The energy issue is one that most commentators ignore because of their misunderstanding of energy economics. It is true that Yemen is a long way from the United States, but if Iran-supplied ballistic missiles fired by the Houthis hit Ras Tanura or King Fahd, key Saudi oil facilities on the Persian Gulf and the Red Sea, up to 13 million barrels of oil a day would be lost on world markets, equivalent to 14 percent of all oil consumed daily in the world.

Conventional wisdom says the United States is immune from oil “price shocks” because we have dramatically increased our oil and gas production to 12 million barrels a day, up from as low as 5 million barrels a day in the previous decade. But even though the United States is now the largest producer of oil and gas in the world, production of 12 million barrels a day does not extinguish our demand of close to 18-20 million barrels a day.

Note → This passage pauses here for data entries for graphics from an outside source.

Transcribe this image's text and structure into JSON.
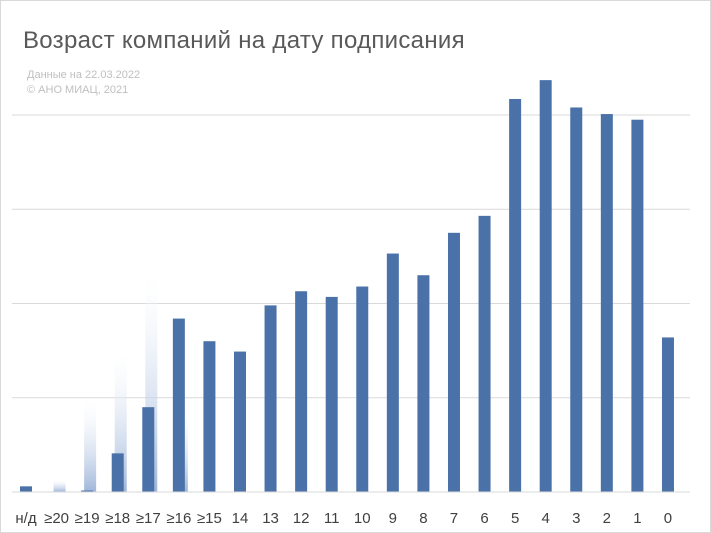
{
  "chart_data": {
    "type": "bar",
    "title": "Возраст компаний на дату подписания",
    "notes": [
      "Данные на 22.03.2022",
      "© АНО МИАЦ, 2021"
    ],
    "xlabel": "",
    "ylabel": "",
    "ylim": [
      0,
      400
    ],
    "gridlines": [
      100,
      200,
      300,
      400
    ],
    "grid": true,
    "legend": "none",
    "categories": [
      "н/д",
      "≥20",
      "≥19",
      "≥18",
      "≥17",
      "≥16",
      "≥15",
      "14",
      "13",
      "12",
      "11",
      "10",
      "9",
      "8",
      "7",
      "6",
      "5",
      "4",
      "3",
      "2",
      "1",
      "0"
    ],
    "series": [
      {
        "color": "#4a72a8",
        "values": [
          6,
          0,
          1,
          41,
          90,
          184,
          160,
          149,
          198,
          213,
          207,
          218,
          253,
          230,
          275,
          293,
          417,
          437,
          408,
          401,
          395,
          164
        ]
      }
    ],
    "ghost_series": {
      "color": "#c5d3e8",
      "values": [
        0,
        13,
        97,
        146,
        229,
        86,
        0,
        0,
        0,
        0,
        0,
        0,
        0,
        0,
        0,
        0,
        0,
        0,
        0,
        0,
        0,
        0
      ]
    }
  }
}
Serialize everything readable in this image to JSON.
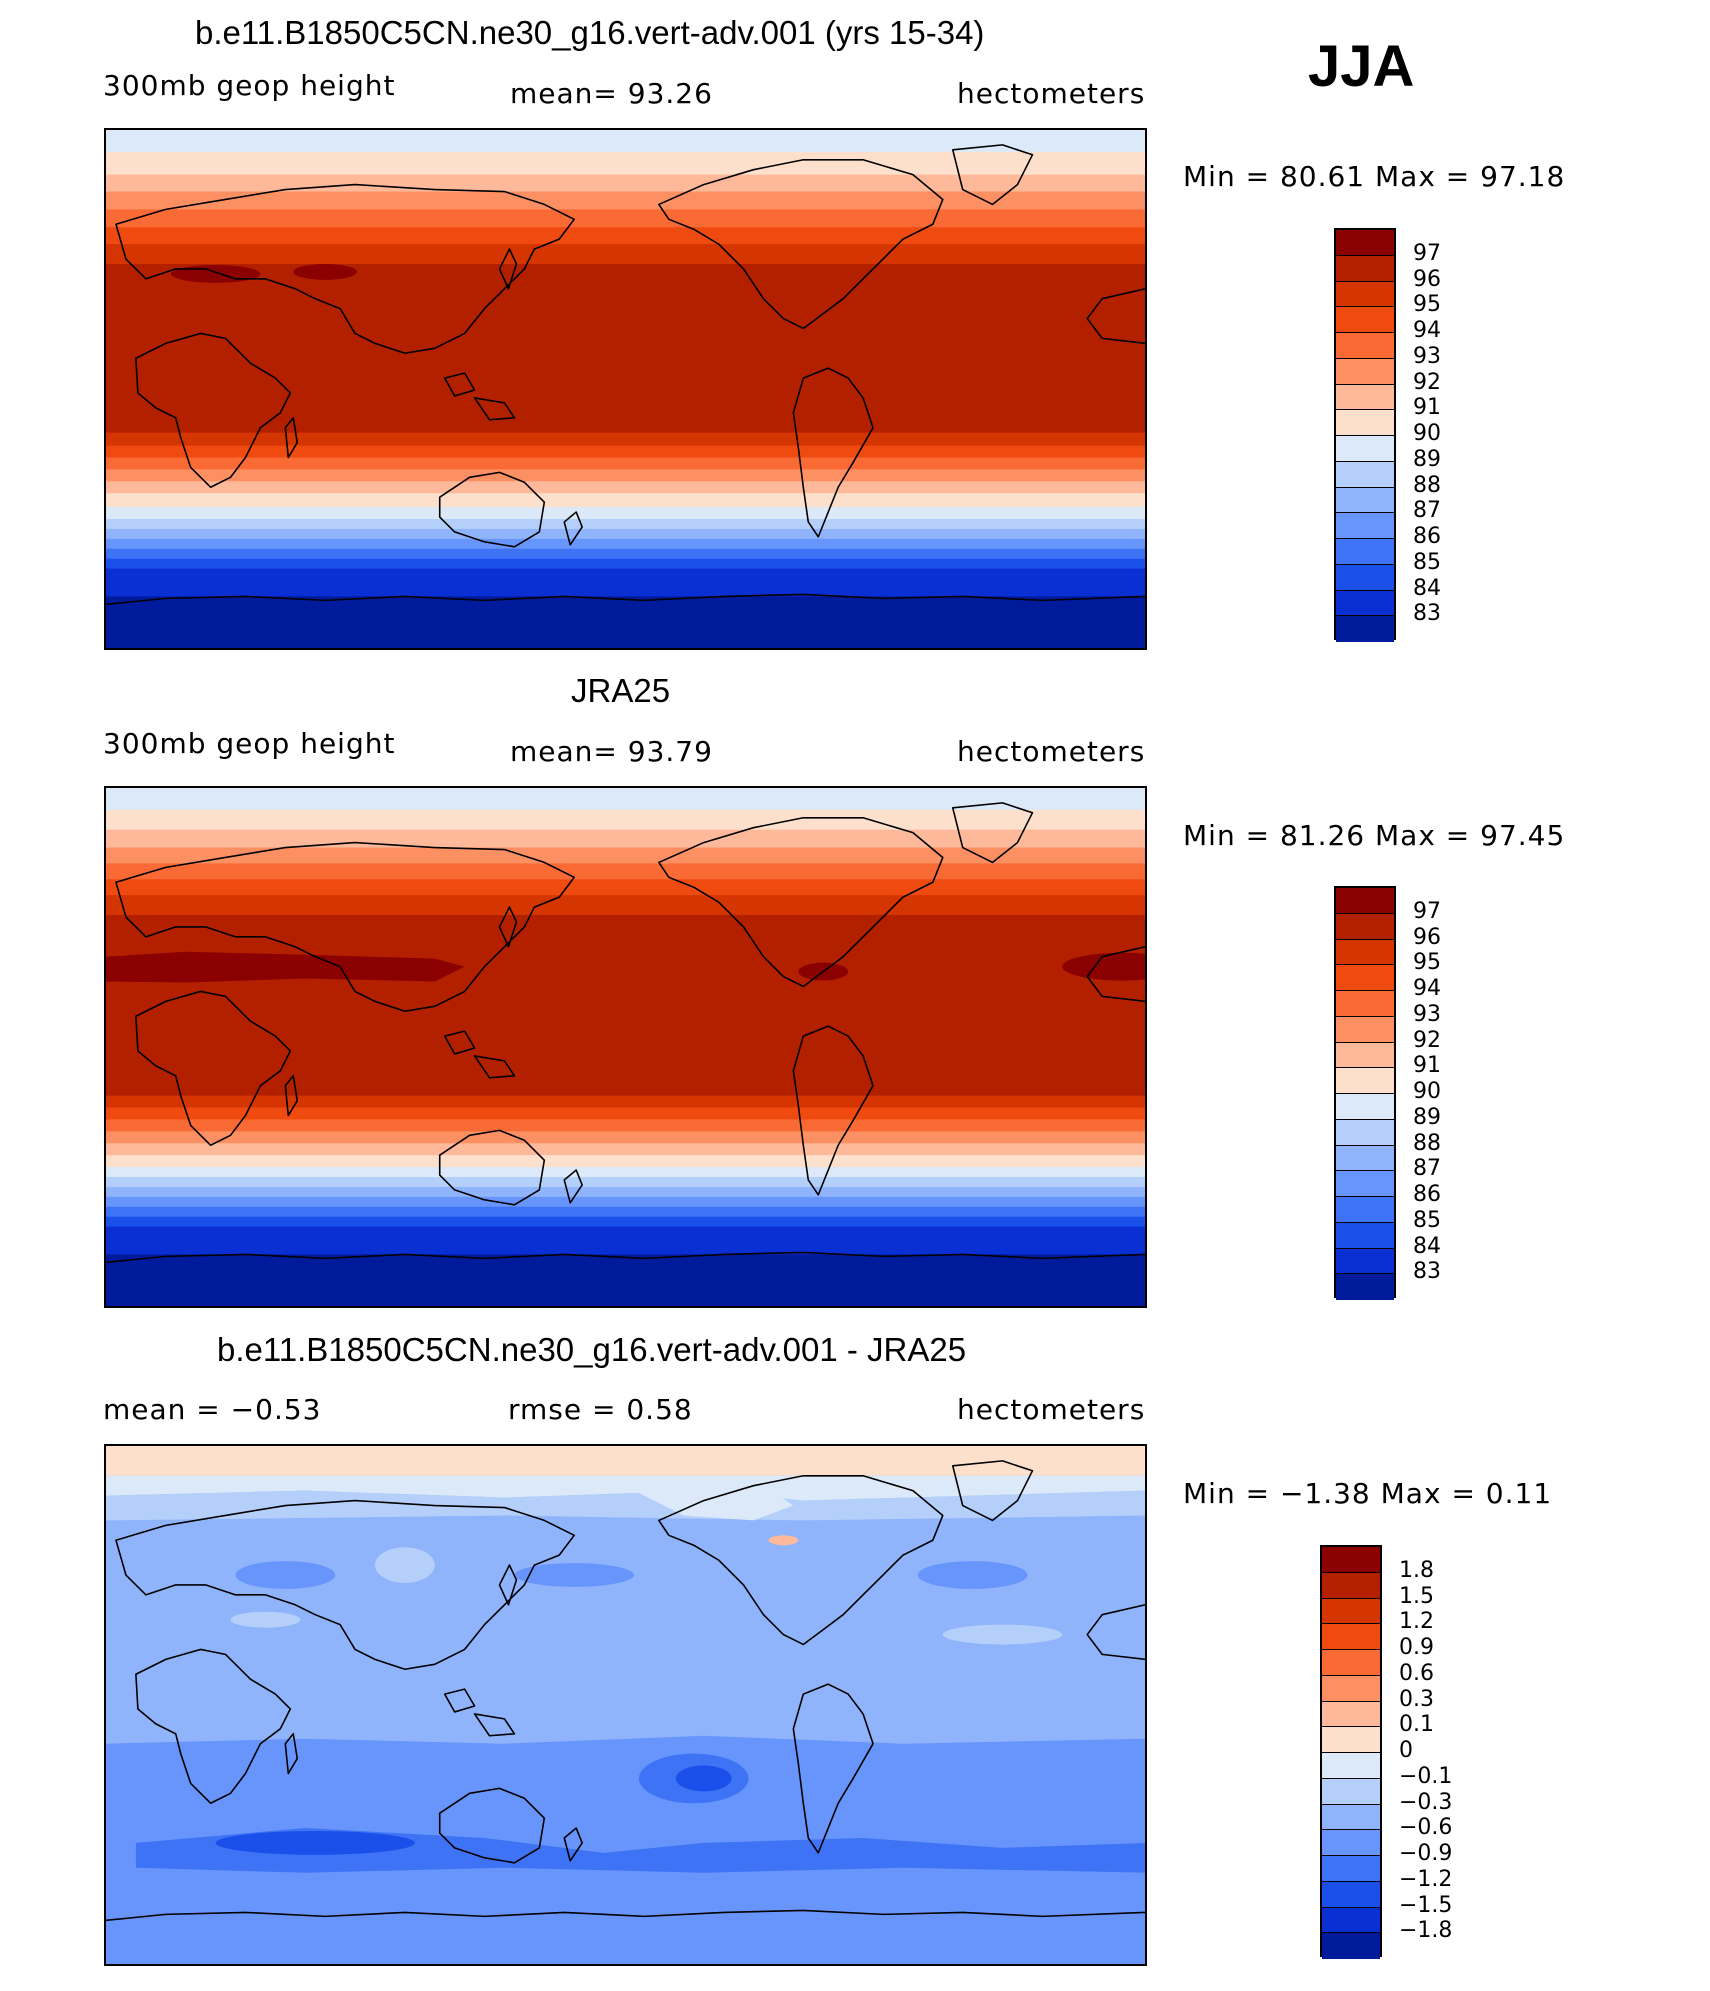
{
  "figure": {
    "season": "JJA"
  },
  "panels": [
    {
      "title": "b.e11.B1850C5CN.ne30_g16.vert-adv.001 (yrs 15-34)",
      "left_label": "300mb geop height",
      "center_label": "mean=  93.26",
      "right_label": "hectometers",
      "minmax": "Min =  80.61 Max =  97.18",
      "kind": "field",
      "levels": [
        "97",
        "96",
        "95",
        "94",
        "93",
        "92",
        "91",
        "90",
        "89",
        "88",
        "87",
        "86",
        "85",
        "84",
        "83"
      ],
      "colors": [
        "#8b0000",
        "#b22000",
        "#d53500",
        "#ef4a10",
        "#fa6a35",
        "#fc9062",
        "#fdb99a",
        "#fde0cb",
        "#dbe9f8",
        "#b4d0fa",
        "#8fb4fb",
        "#6895fb",
        "#3f73f5",
        "#1a4fea",
        "#0a2fd2",
        "#001a9c"
      ]
    },
    {
      "title": "JRA25",
      "left_label": "300mb geop height",
      "center_label": "mean=  93.79",
      "right_label": "hectometers",
      "minmax": "Min =  81.26 Max =  97.45",
      "kind": "field",
      "levels": [
        "97",
        "96",
        "95",
        "94",
        "93",
        "92",
        "91",
        "90",
        "89",
        "88",
        "87",
        "86",
        "85",
        "84",
        "83"
      ],
      "colors": [
        "#8b0000",
        "#b22000",
        "#d53500",
        "#ef4a10",
        "#fa6a35",
        "#fc9062",
        "#fdb99a",
        "#fde0cb",
        "#dbe9f8",
        "#b4d0fa",
        "#8fb4fb",
        "#6895fb",
        "#3f73f5",
        "#1a4fea",
        "#0a2fd2",
        "#001a9c"
      ]
    },
    {
      "title": "b.e11.B1850C5CN.ne30_g16.vert-adv.001 - JRA25",
      "left_label": "mean =  −0.53",
      "center_label": "rmse =   0.58",
      "right_label": "hectometers",
      "minmax": "Min =  −1.38 Max =   0.11",
      "kind": "diff",
      "levels": [
        "1.8",
        "1.5",
        "1.2",
        "0.9",
        "0.6",
        "0.3",
        "0.1",
        "0",
        "−0.1",
        "−0.3",
        "−0.6",
        "−0.9",
        "−1.2",
        "−1.5",
        "−1.8"
      ],
      "colors": [
        "#8b0000",
        "#b22000",
        "#d53500",
        "#ef4a10",
        "#fa6a35",
        "#fc9062",
        "#fdb99a",
        "#fde0cb",
        "#dbe9f8",
        "#b4d0fa",
        "#8fb4fb",
        "#6895fb",
        "#3f73f5",
        "#1a4fea",
        "#0a2fd2",
        "#001a9c"
      ]
    }
  ]
}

Although no longer dependent upon OPEC, we are still inextricably linked to the global oil market. And as we have seen, spikes in global oil prices have inevitably caused price surges in the United States that have preceded every U.S. recession in the past 43 years.

No one needs reminding of the trillions of dollars those recessions cost the United States economy, or that oil spiked to $146 a barrel on July 4th, just as the 2008 recession loomed.

If the Houthis control Yemen, then their Iranian patrons will control the Bab el-Mandab strait leading to the Suez Canal, through which oil and commerce moves to southern Europe. Of course, the grand prize for Iran is control of the entire Saudi Arabian Peninsula and with it the control of more than 70 percent of the world’s conventional hydrocarbons.

With the untold energy wealth such control would provide, Tehran could build the world’s most horrible weapons, and then coerce the industrialized world to do its bidding. We have seen what Iran and its proxies have done to Lebanon, Syria, Iraq and Afghanistan and the continued threats to Israel and American forces in the region.

And we have endured Iranian terror attacks against our Marines in Lebanon, our USAF personnel in Khobar Towers, and our citizens on 9/11 at the World Trade Center. Do we want to gamble that Yemen under Iranian control will be any different?

Then there is the question of a resurgence of Al Qaeda terrorism. Decoyed by the media, critics of the Gulf coalition are also ignoring the growing threat posed by al-Qaeda in the Arabian Peninsula or, as they are popularly called, AQAP. 

In 2018, the State Department estimated the number of AQAP fighters in Yemen to be in the “low thousands,” though the United Nations put the number of AQAP fighters at 6,000–7,000.  

In 2016 and 2017, AQAP claimed to have mounted more than 200 attacks, a major increase from its early years when Yemen was relatively stable. AQAP, as well as the Houthis, are therefore a significant part of the battle in Yemen, as well as being an international terrorist organization.

For some time, the rise of the Islamic State lured many fighters away from joining AQAP, but the last two years have seen IS dwindle and AQAP grow.

Besides seeking to defeat the Houthi, the Gulf coalition is fighting AQAP in order to deny it a sanctuary in Yemen from which to plot and mount terrorist attacks against the West. Without U.S. military assistance that essential fight will wither, and as AQAP continues to grow it will resurrect its terrorist activities and become a major global threat again.

The letter sent to Pompeo was signed by four Democrats and three Republicans, and included Sens. Susan Collins, Chris Murphy, Jerry Moran, Jeff Merkley and Chris Coons.

Bottom line: Whatever they ultimately do, the senators and their staffs should keep in mind that the government of Iran can end the Yemen civil war quite quickly — with just a phone call.

Peter Huessy is the director for strategic deterrent studies at the Mitchell Institute for Aerospace Studies.


The views and opinions expressed in this commentary are those of the author and do not reflect the official position of The Daily Caller.